(Sept. 28) KANSAS CITY, Mo. — It’s suicide bombs, not beetles and bacteria, that Islamic terror groups are using to disrupt Western governments.

However, reducing the vulnerability of American agriculture to terror threats is needed if the U.S. seeks to take away some potentially tempting targets and enhance the nation’s long-term security, speakers at the 2006 International Symposium on Agroterrorism said Sept. 26.

Attacks against agriculture are unlikely to constitute a primary form of terrorist aggression because they lack visible, immediate effects and shock value, speakers noted.

Since 1912, there have been 12 documented cases involving the offensive use of biological agents against agriculture, of which only one was considered terroristic, said David Kaplan, director of emergency and domestic programs for the U.S. Department of Agriculture’s Animal and Plant Health Inspection Service.

However, he said, agroterrorism has potential appeal as a secondary mode of attack.

“The economic fallout from a large scale strike (on agriculture) is likely to resonate with the agenda of the contemporary international jihadist network,” he said.

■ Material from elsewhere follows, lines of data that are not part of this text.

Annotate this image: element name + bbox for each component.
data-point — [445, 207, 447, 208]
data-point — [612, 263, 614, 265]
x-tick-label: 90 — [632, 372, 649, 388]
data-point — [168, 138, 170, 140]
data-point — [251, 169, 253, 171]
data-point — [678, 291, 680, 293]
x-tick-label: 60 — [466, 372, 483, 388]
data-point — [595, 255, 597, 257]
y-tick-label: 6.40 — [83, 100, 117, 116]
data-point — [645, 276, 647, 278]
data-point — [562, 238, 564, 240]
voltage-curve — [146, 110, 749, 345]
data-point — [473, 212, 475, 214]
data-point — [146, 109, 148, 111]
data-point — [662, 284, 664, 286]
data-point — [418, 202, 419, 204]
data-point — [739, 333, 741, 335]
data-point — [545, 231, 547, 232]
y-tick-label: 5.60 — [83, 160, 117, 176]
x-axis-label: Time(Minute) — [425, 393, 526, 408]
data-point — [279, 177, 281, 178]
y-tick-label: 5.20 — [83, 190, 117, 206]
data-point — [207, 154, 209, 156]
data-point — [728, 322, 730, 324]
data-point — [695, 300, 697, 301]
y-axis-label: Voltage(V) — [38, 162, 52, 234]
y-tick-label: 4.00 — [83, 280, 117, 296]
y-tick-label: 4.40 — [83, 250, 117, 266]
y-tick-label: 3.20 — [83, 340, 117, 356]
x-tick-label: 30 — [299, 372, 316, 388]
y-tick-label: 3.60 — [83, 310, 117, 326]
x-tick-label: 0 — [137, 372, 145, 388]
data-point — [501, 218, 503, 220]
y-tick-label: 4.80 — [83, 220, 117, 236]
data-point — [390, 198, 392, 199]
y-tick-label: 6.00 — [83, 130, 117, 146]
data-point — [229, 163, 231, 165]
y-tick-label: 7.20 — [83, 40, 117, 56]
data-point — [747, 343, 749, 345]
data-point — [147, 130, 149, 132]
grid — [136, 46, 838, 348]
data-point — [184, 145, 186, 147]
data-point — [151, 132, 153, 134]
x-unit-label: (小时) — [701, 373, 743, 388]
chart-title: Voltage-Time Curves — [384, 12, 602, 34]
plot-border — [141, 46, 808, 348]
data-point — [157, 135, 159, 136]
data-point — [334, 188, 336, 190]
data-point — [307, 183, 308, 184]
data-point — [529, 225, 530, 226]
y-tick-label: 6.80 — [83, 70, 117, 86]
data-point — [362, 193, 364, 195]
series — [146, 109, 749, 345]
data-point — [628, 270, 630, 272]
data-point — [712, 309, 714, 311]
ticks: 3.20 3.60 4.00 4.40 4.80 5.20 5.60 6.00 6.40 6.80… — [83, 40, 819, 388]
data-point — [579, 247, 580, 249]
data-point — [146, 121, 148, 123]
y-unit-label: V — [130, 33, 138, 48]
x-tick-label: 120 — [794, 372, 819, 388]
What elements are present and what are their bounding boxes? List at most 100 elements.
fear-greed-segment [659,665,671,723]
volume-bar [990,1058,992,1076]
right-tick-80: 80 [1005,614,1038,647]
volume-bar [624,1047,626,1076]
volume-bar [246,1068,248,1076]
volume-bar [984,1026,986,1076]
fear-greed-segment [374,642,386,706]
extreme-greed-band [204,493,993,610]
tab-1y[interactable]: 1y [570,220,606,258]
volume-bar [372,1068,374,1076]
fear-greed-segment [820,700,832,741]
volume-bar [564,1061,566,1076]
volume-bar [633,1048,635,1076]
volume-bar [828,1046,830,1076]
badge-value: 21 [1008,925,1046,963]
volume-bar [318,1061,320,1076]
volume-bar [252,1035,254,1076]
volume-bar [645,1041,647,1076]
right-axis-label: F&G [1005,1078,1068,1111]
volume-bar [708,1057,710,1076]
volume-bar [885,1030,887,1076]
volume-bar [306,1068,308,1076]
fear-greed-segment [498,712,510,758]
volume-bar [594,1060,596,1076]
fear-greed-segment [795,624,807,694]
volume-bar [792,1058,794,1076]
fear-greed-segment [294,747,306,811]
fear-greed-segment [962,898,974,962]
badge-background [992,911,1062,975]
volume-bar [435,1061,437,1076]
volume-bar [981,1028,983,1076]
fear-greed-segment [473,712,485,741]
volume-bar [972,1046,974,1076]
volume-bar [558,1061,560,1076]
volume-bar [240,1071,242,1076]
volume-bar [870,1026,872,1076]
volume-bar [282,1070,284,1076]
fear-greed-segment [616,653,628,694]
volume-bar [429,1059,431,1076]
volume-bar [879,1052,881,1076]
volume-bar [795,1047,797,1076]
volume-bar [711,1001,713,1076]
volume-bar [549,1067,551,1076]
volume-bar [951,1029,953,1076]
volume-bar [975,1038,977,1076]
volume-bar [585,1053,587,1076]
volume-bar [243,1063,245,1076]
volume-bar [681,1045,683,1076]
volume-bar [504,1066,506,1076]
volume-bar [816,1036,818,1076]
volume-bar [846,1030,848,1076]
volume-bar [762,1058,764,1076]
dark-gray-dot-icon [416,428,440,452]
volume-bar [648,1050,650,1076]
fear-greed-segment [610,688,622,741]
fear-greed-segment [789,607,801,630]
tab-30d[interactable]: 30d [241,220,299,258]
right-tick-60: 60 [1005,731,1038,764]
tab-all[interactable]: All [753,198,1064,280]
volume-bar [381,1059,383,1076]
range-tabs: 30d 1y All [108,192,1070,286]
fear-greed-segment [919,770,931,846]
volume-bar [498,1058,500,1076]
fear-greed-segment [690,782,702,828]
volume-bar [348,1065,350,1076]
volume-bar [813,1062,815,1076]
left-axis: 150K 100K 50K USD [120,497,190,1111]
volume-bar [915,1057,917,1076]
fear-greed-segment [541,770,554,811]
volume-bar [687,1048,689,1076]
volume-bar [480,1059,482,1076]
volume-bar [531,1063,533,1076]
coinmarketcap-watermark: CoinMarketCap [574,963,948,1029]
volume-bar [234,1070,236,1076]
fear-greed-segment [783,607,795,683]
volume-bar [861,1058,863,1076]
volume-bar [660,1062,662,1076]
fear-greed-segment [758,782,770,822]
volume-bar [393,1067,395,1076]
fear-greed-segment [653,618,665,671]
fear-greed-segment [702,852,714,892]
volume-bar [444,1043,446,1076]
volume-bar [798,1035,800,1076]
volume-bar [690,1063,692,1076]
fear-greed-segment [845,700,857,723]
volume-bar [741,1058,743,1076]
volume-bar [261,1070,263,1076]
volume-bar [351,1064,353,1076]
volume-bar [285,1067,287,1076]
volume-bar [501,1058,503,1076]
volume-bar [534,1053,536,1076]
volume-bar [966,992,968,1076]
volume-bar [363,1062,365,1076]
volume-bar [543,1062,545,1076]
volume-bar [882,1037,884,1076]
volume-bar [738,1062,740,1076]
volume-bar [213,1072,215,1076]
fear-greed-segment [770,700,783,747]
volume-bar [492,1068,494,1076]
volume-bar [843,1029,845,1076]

Donald Huber, professor at Purdue University, West Lafayette, Ind., told the crowd of about 1,000 attendees that just 11 crops provide 95% of the world’s food.

In America, he said agriculture’s bounty allows a buffer against inflation, increases public confidence and improves balance of payments through exports. In total, agriculture contributes $1 trillion in total economic effect each year, he said.

With 6% of the world’s population, the U.S. accounts for 11% of the world’s food supply.

As efficient as U.S. agriculture is, he said overall losses from pests now are as high as 50% — with 14% attributed to weeds, 10% post to harvest losses, 13% from pathogens and 15% from other spoilage.

Even a marginally successful attack on the U.S. food supply could drive up prices dramatically, he said.

During the Cold War, U.S. scientists knew what varieties of stem rust could infect Russia’s wheat varieties and bring that country to its knees within 18 months, Huber said.

Under a worst-case scenario, terror groups could covertly use a few pounds of hard-to-trace pathogens on U.S. crops or livestock.

The unfortunate reality for growers is that once pests and diseases are introduced to American farms, they are virtually impossible to remove, Huber said.